Healthy Skepticism Library item: 15278
Warning: This library includes all items relevant to health product marketing that we are aware of regardless of quality. Often we do not agree with all or part of the contents.
 
Publication type: news
Goozner M.
He Could Have Used Ibuprofen
Gooznews (blog) 2009 Mar 11
http://www.gooznews.com/archives/001352.html
Full text:
Those were the days. New pain relief medications known as Cox-2 inhibitors had just received Food and Drug Administration approval and the post-approval research money was flowing. Merck (Vioxx or rofecoxib) and Pfizer (Celebrex or celecoxib) lined up dozens of physicians — orthopedic surgeons, dentists, general practitioners — to do small studies (usually a few hundred patients or less) showing that these new drugs, no different in analgesic effect than ibuprofen or other over-the-counter medications, worked in their areas of practice.
Such trials are called “seeding trials” because their real goal is to get articles about the drugs published in specialty medical journals, which can then be delivered by drug salespersons to specialists in their community practices. I’m intimately familiar with that literature because in early 2005, I reviewed all of it for a study showing the extent to which both Merck and Pfizer engaged in seeding trials to push their new Cox-2 inhibitors. The point of doing my study was to show that the companies had little interest in pursuing the more serious question of cardiovascular risk from the drugs, which had been signaled in the very large trial that won rofecoxib (Vioxx) FDA approval. They were much more interested in seeding trials.

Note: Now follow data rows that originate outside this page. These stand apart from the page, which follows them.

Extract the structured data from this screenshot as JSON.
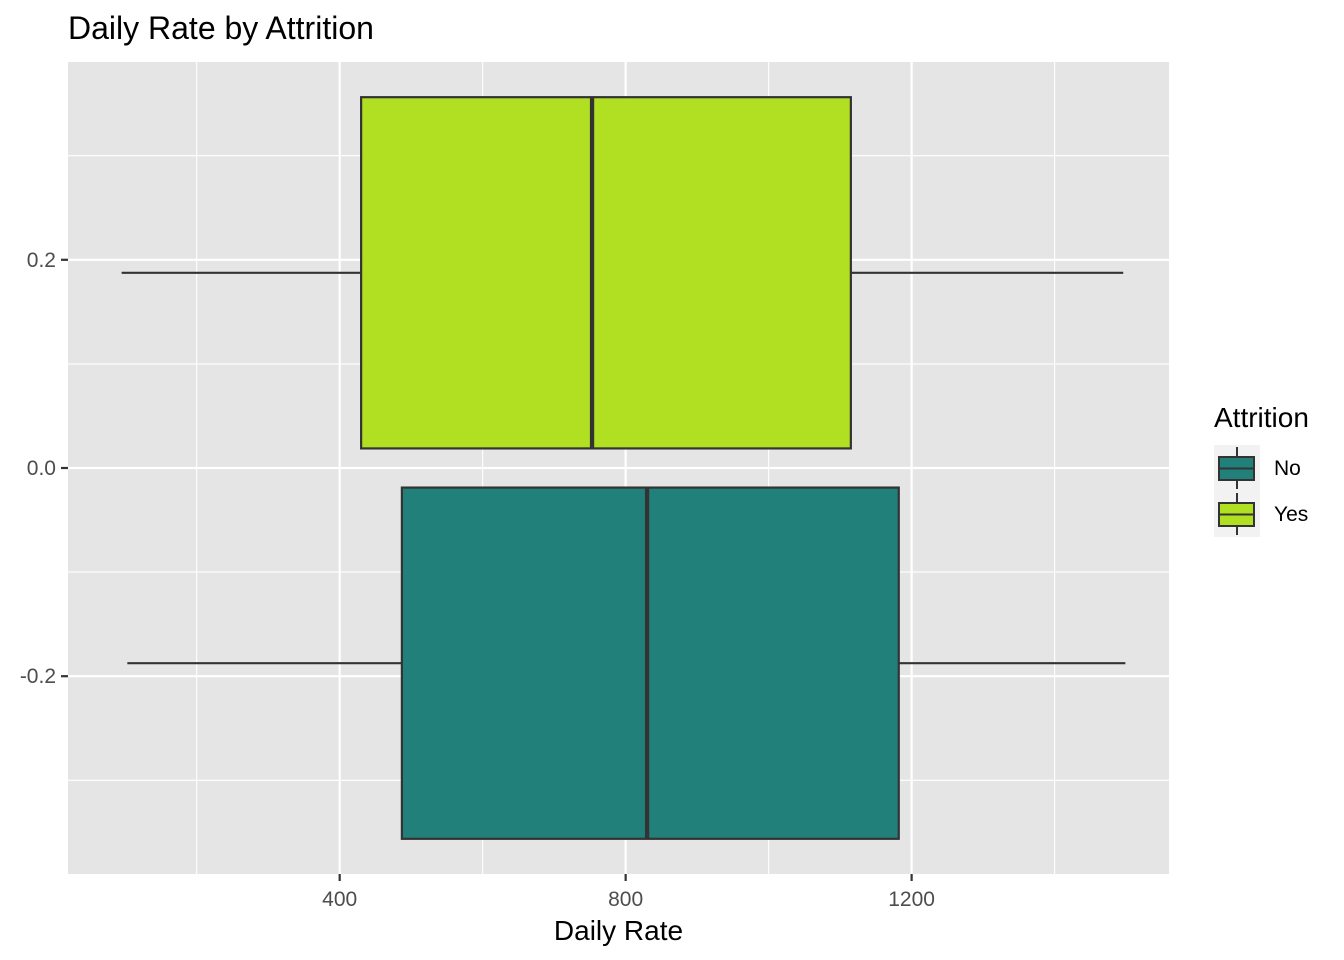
{
  "chart_data": {
    "type": "boxplot",
    "orientation": "horizontal",
    "title": "Daily Rate by Attrition",
    "xlabel": "Daily Rate",
    "ylabel": "",
    "xlim": [
      20,
      1560
    ],
    "ylim": [
      -0.39,
      0.39
    ],
    "x_ticks": [
      400,
      800,
      1200
    ],
    "x_tick_labels": [
      "400",
      "800",
      "1200"
    ],
    "y_ticks": [
      0.2,
      0.0,
      -0.2
    ],
    "y_tick_labels": [
      "0.2",
      "0.0",
      "-0.2"
    ],
    "grid": true,
    "legend": {
      "title": "Attrition",
      "position": "right"
    },
    "series": [
      {
        "name": "No",
        "color": "#21807a",
        "y_center": -0.1875,
        "y_half_width": 0.1687,
        "whisker_low": 103,
        "q1": 487,
        "median": 830,
        "q3": 1182,
        "whisker_high": 1499
      },
      {
        "name": "Yes",
        "color": "#b1e022",
        "y_center": 0.1875,
        "y_half_width": 0.1687,
        "whisker_low": 95,
        "q1": 430,
        "median": 753,
        "q3": 1115,
        "whisker_high": 1496
      }
    ]
  }
}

Now it turns out that at least one of the “thought leaders” they turned to conduct those seeding trials was himself little interested in accuracy or honesty. This morning’s Wall Street Journal reports that last month, the journal Anesthesia & Analgesia retracted 10 of 11 studies on rofecoxib and celecoxib authored by Baystate Medical Center’s chief of acute pain, Scott S. Reuben. The journal Anesthesiology has retracted another three articles.
The journals accused Reuben of faking the data used in the studies, which appeared between 1996 and 2008. Speaking through his attorney, Reuben suggested “extenuating circumstances” led to the scientific fraud and said he was cooperating with the journals’ investigation.
Here’s a typical example of his studies. Reuben and colleagues administered rofecoxib to patients about to undergo arthroscopic knee surgery. According to the now withdrawn study, those given the drug had less need for stronger painkillers after the operation.
One has to wonder: why didn’t Reuben try the same experiment with ibuprofen, a commonly available non-steroidal anti-inflammatory drug that is available over-the-counter? A quick search of PubMed finds no studies authored by Reuben that tested this common painkiller.
No, it would appear that it was only the availability of drug industry funding that fueled his intellectual curiosity. After completing the trials, he not only promoted the drugs for one of the companies but urged the FDA not to restrict their use.
Someone needs to replicate his experiments using ibuprofen and celecoxib (the one Cox-2 still on the market) to see if there actually is any benefit from using these drugs in that context. It needs to be both so physicians, patients and payers have comparative data that will allow them to choose the cheapest, most effective alternative.
And if it turns out that patients given rofecoxib before operations actually had no benefit, then thousands of people undergoing minor surgery were needlessly exposed to cardiovascular risk without hope of benefit.